No modelo presidencialista, o mecanismo do impeachment é regido por regras e procedimentos para que este não seja utilizado de forma leviana, ao sabor da conjuntura política. Para compreender sua função específica dentro do presidencialismo, é instrutiva a comparação com outro sistema de governo também adotado pelas democracias contemporâneas, o parlamentarismo.
Todo sistema de governo tem vantagens e desvantagens. O parlamentarismo tem a vantagem de ser mais flexível pois permite trocar o chefe do executivo quando este perde apoio popular e, por consequência, tem sua sustentação parlamentar diminuída. O mecanismo se chama voto de desconfiança. Uma vez proferido pela maioria dos parlamentares, o primeiro-ministro é deposto e elege-se outro gabinete, com ou sem a convocação de novas eleições. A desvantagem do parlamentarismo, entretanto, é justamente esta instabilidade, já que a adoção de medidas impopulares no curto prazo, mas que poderiam trazer benefícios no futuro, podem ser dificultadas pela ameaça de descrédito popular imediato. 
No sistema presidencialista, a vantagem é o espelho do parlamentarismo: estabilidade para se tomar medidas impopulares no curto prazo, mas falta de instrumentos para trocar o chefe de governo quando este vê sua popularidade diminuída. Em caso de perda de apoio popular, é a eleição periódica, e não o impeachment, o mecanismo do presidencialismo para remover governantes. Ou seja, a eleição é funcionalmente similar ao voto de desconfiança no parlamentarismo. Enquanto ambos podem ser utilizados na falta de concordância com os rumos de governo, o impeachment é acionado somente em casos extremos, delimitados constitucionalmente, como responsabilidade por delitos.

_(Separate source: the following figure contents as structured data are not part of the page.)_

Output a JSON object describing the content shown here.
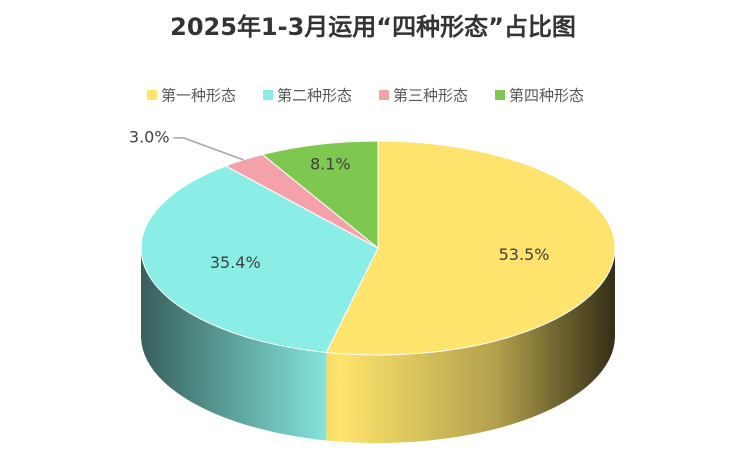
{
  "chart_data": {
    "type": "pie3d",
    "title": "2025年1-3月运用“四种形态”占比图",
    "categories": [
      "第一种形态",
      "第二种形态",
      "第三种形态",
      "第四种形态"
    ],
    "values": [
      53.5,
      35.4,
      3.0,
      8.1
    ],
    "value_labels": [
      "53.5%",
      "35.4%",
      "3.0%",
      "8.1%"
    ],
    "colors": [
      "#fee46c",
      "#8aeee6",
      "#f5a1aa",
      "#7fc84f"
    ],
    "legend": "top"
  }
}
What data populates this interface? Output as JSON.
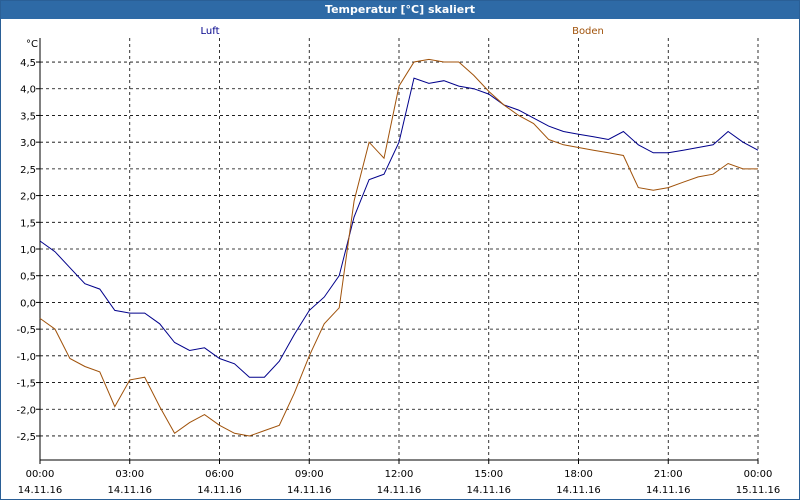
{
  "window": {
    "title": "Temperatur [°C] skaliert"
  },
  "chart_data": {
    "type": "line",
    "title": "Temperatur [°C] skaliert",
    "ylabel": "°C",
    "ylim": [
      -2.95,
      4.95
    ],
    "xlim": [
      0,
      24
    ],
    "grid": true,
    "yticks": [
      {
        "value": 4.5,
        "label": "4,5"
      },
      {
        "value": 4.0,
        "label": "4,0"
      },
      {
        "value": 3.5,
        "label": "3,5"
      },
      {
        "value": 3.0,
        "label": "3,0"
      },
      {
        "value": 2.5,
        "label": "2,5"
      },
      {
        "value": 2.0,
        "label": "2,0"
      },
      {
        "value": 1.5,
        "label": "1,5"
      },
      {
        "value": 1.0,
        "label": "1,0"
      },
      {
        "value": 0.5,
        "label": "0,5"
      },
      {
        "value": 0.0,
        "label": "0,0"
      },
      {
        "value": -0.5,
        "label": "-0,5"
      },
      {
        "value": -1.0,
        "label": "-1,0"
      },
      {
        "value": -1.5,
        "label": "-1,5"
      },
      {
        "value": -2.0,
        "label": "-2,0"
      },
      {
        "value": -2.5,
        "label": "-2,5"
      }
    ],
    "xticks": [
      {
        "value": 0,
        "time": "00:00",
        "date": "14.11.16"
      },
      {
        "value": 3,
        "time": "03:00",
        "date": "14.11.16"
      },
      {
        "value": 6,
        "time": "06:00",
        "date": "14.11.16"
      },
      {
        "value": 9,
        "time": "09:00",
        "date": "14.11.16"
      },
      {
        "value": 12,
        "time": "12:00",
        "date": "14.11.16"
      },
      {
        "value": 15,
        "time": "15:00",
        "date": "14.11.16"
      },
      {
        "value": 18,
        "time": "18:00",
        "date": "14.11.16"
      },
      {
        "value": 21,
        "time": "21:00",
        "date": "14.11.16"
      },
      {
        "value": 24,
        "time": "00:00",
        "date": "15.11.16"
      }
    ],
    "series": [
      {
        "name": "Luft",
        "color": "#00008b",
        "x": [
          0,
          0.5,
          1,
          1.5,
          2,
          2.5,
          3,
          3.5,
          4,
          4.5,
          5,
          5.5,
          6,
          6.5,
          7,
          7.5,
          8,
          8.5,
          9,
          9.5,
          10,
          10.5,
          11,
          11.5,
          12,
          12.5,
          13,
          13.5,
          14,
          14.5,
          15,
          15.5,
          16,
          16.5,
          17,
          17.5,
          18,
          18.5,
          19,
          19.5,
          20,
          20.5,
          21,
          21.5,
          22,
          22.5,
          23,
          23.5,
          24
        ],
        "values": [
          1.15,
          0.95,
          0.65,
          0.35,
          0.25,
          -0.15,
          -0.2,
          -0.2,
          -0.4,
          -0.75,
          -0.9,
          -0.85,
          -1.05,
          -1.15,
          -1.4,
          -1.4,
          -1.1,
          -0.6,
          -0.15,
          0.1,
          0.5,
          1.6,
          2.3,
          2.4,
          3.0,
          4.2,
          4.1,
          4.15,
          4.05,
          4.0,
          3.9,
          3.7,
          3.6,
          3.45,
          3.3,
          3.2,
          3.15,
          3.1,
          3.05,
          3.2,
          2.95,
          2.8,
          2.8,
          2.85,
          2.9,
          2.95,
          3.2,
          3.0,
          2.85
        ]
      },
      {
        "name": "Boden",
        "color": "#a0520a",
        "x": [
          0,
          0.5,
          1,
          1.5,
          2,
          2.5,
          3,
          3.5,
          4,
          4.5,
          5,
          5.5,
          6,
          6.5,
          7,
          7.5,
          8,
          8.5,
          9,
          9.5,
          10,
          10.5,
          11,
          11.5,
          12,
          12.5,
          13,
          13.5,
          14,
          14.5,
          15,
          15.5,
          16,
          16.5,
          17,
          17.5,
          18,
          18.5,
          19,
          19.5,
          20,
          20.5,
          21,
          21.5,
          22,
          22.5,
          23,
          23.5,
          24
        ],
        "values": [
          -0.3,
          -0.5,
          -1.05,
          -1.2,
          -1.3,
          -1.95,
          -1.45,
          -1.4,
          -1.95,
          -2.45,
          -2.25,
          -2.1,
          -2.3,
          -2.45,
          -2.5,
          -2.4,
          -2.3,
          -1.7,
          -1.0,
          -0.4,
          -0.1,
          1.9,
          3.0,
          2.7,
          4.05,
          4.5,
          4.55,
          4.5,
          4.5,
          4.25,
          3.95,
          3.7,
          3.5,
          3.35,
          3.05,
          2.95,
          2.9,
          2.85,
          2.8,
          2.75,
          2.15,
          2.1,
          2.15,
          2.25,
          2.35,
          2.4,
          2.6,
          2.5,
          2.5
        ]
      }
    ]
  }
}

O que vemos no Brasil hoje é a tentativa por parte de setores da oposição de utilizar o instrumento de impeachment como uma espécie de voto de desconfiança no presidencialismo, ou uma variedade de recall, outro instrumento eleitoral de remoção extemporânea de governantes e parlamentares utilizados em algumas democracias. Alavancados por pesquisas de opinião desfavoráveis ao governo, busca-se um motivo que justifique a utilização do instrumento previsto para situações excepcionais e circunscritas constitucionalmente. Se expusermos o presidencialismo ao crivo constante da popularidade, estaremos lançando nosso sistema político em uma crise espiral de estabilidade.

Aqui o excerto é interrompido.